Endurance Specialty Insurance Ltd. has been assigned an 'A' insurer financial strength (IFS) rating by Fitch Ratings.

Fitch has also assigned the first-time ratings for Endurance of Issuer Default Rating (IDR) 'A-', senior unsecured notes 'BBB+', non-cumulative perpetual preferred shares 'BBB'.

The outlook is stable for all ratings.

The ratings reflect Endurance's solid profitability, earnings and cash flow benefits derived from the company's diverse book of business and the strong support the company's high-quality and liquid investment portfolio provides for its loss reserves, according to Fitch.

The ratings also contemplate adequate capitalisation and a strong balance sheet.

The ratings incorporate Fitch's belief that Endurance's underwriting margins are likely to contract in the near-to-medium term as premium rates in the company's core lines continue to face cyclical pricing pressure. Additionally, the ratings consider Endurance's exposure to large catastrophe events and potential adverse reserve development from the company's casualty lines reserves.
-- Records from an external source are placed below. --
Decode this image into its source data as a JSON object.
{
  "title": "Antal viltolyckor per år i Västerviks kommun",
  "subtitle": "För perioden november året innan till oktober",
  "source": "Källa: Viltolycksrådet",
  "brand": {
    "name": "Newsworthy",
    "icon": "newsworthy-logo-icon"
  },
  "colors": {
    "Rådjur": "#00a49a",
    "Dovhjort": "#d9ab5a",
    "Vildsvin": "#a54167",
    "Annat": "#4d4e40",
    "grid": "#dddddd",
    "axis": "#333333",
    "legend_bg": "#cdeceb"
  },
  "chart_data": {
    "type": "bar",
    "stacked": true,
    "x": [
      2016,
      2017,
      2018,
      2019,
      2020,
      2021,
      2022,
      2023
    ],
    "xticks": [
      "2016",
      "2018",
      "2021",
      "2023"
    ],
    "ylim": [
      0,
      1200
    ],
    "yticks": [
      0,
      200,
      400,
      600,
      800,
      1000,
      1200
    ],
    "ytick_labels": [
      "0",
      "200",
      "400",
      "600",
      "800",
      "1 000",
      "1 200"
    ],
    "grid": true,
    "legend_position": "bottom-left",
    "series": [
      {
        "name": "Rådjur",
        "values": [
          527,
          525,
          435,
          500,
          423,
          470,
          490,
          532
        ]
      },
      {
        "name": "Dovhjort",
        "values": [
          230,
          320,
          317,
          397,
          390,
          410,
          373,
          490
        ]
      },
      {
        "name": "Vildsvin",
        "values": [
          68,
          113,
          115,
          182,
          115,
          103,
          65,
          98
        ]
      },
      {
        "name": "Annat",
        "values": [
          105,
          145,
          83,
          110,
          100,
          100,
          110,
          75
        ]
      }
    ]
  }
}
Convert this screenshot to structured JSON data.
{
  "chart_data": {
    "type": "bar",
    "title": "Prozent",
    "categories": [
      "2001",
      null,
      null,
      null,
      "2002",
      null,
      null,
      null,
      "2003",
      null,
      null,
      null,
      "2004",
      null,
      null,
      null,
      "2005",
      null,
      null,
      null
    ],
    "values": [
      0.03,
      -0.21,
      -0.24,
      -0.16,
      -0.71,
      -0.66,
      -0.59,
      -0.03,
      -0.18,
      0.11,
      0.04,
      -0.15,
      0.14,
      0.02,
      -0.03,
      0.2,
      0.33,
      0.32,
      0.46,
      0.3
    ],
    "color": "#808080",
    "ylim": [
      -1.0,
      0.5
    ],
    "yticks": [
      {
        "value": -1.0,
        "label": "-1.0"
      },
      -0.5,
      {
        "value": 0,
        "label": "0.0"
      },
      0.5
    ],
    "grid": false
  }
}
Endurance's first-half 2008 earnings were strong as the company generated a 14.9 percent net return on average equity and an 86.9 percent combined ratio that benefited from approximately 12 points of favourable loss reserve development. Viewed over the longer-term, Fitch views Endurance's underwriting profitability as generally consistent with that of the company's peers reflecting comparatively light catastrophe-related losses and favorable reserve development. Fitch's expectation is that underwriting margins industry-wide are likely to be pressured over the next 12 to 18 months and the agency expects ENH to be affected by this trend.

Fitch views Endurance's investment portfolio, which at June 30, 2008 was invested almost entirely in investment grade fixed income and short-term instruments, as a high quality portfolio with strong liquidity characteristics. Additionally, Fitch views the quality of Endurance's capital base as high since the company has little exposure to reinsurance recoverables or to intangible assets.